Повисает молчание. Папа инстинктивно пятится, но избежать звуковой лавины не успевает.
– Каждую ночь! КАЖДУЮ НОЧЬ! С двух до шести. Ты представляешь?
– Ты шутишь. – Папа как будто искренне поражен. – Ты уверена?
– Арджун подтвердит. – Мама достает телефон. – Вот, спроси у него! Он работает на Гугл. За свои слова отвечает.
– Ясно. Я не сомневаюсь. С Арджуном разговаривать не обязательно. – Папа опускается на ступеньку. – Боже мой. И каждую ночь?
– Тайком. Он нам врет. У него зависимость! Я так и знала. Так и знала.

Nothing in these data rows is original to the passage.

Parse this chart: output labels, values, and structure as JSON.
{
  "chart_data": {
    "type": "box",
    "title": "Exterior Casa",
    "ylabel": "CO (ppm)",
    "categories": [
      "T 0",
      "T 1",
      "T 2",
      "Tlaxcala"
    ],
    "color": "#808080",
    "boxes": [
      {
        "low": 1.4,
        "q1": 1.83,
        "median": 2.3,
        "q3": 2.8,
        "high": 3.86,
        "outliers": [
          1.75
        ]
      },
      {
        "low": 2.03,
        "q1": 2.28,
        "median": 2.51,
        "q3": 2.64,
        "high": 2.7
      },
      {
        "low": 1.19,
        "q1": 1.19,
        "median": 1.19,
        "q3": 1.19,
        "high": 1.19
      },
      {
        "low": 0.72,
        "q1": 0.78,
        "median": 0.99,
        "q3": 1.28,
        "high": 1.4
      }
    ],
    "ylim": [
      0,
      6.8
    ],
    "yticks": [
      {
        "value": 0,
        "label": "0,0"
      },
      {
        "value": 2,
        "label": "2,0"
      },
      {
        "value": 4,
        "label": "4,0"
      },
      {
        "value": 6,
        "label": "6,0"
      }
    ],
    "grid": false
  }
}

– Ладно. Тогда запретим ему играть совсем.
– Совсем, – кивает мама.
– Пока не повзрослеет.
– Как минимум, – говорит она. – Как минимум. Знаешь, со мной в группе занимается Элисон, у них дома даже телевизора нет. Она говорит, что в наше время сидеть перед экраном – это замена сигаретам. Это яд, но вред мы осознаем, только когда становится уже слишком поздно.
– Да, – обеспокоенно отвечает папа. – Но нам же до таких крайностей доходить не обязательно?
– Может, и стоит! – нервно вскрикивает мама. – Крис, может, мы все неправильно делали! Может, надо вернуться к основам. Играть в карты. Гулять всей семьей. Вести разговоры.
– Гм… ладно.
– Ну и книги! С ними что? Вот чем надо заниматься! Прочесть короткий список «Букера»! А не смотреть эти идиотские ядовитые передачи по телевизору и не играть в отупляющие игры. Крис, а мы что делаем? Что мы делаем?
– Точно, – энергично закивал папа. – Нет, я абсолютно согласен. Абсолютно. – После небольшой паузы он добавляет: – А как же «Даунтон»[4]?
– Ну, «Даунтон». – Мама ошеломлена. – Это другое дело. Это… сам понимаешь. История.
– А «Убийство»[5]?
У моих родителей зависимость от «Убийства». Они проглатывают серии по четыре за раз, а потом говорят: «Ну, может еще одну? Всего одну?»
– Я о детях говорю, – наконец находится она. – О молодом поколении. Им книги надо читать.
– А, ну хорошо, – выдыхает папа с облегчением. – Потому что если я в чем-то насчет своей жизни уверен, так это в том, что досмотрю «Убийство».
– Ты что, шутишь? «Убийство», конечно, досмотрим, – соглашается она. – Например, сегодня можно серию посмотреть.
– Можно две.
– После того, как с Фрэнком поговорим.
– Боже, – говорит папа, потирая голову, – мне надо выпить.
После этого на какое-то время дом смолкает. Затишье перед бурей. Феликс возвращается из гостей, где они готовили пиццу, достает какую-то совершенно тошнотную томатно-сырную массу и заставляет маму греть это в духовке. Есть потом отказывается.
После этого он отказывается есть и что-либо еще, потому что он хочет свою пиццу, хотя есть он ее не будет. Да. Логика четырехлетнего – это нечто очень странное.
– Я хочу СВОЮ пиццу, – воет он.
– Ну тогда ешь, – отвечает мама. – Вот она.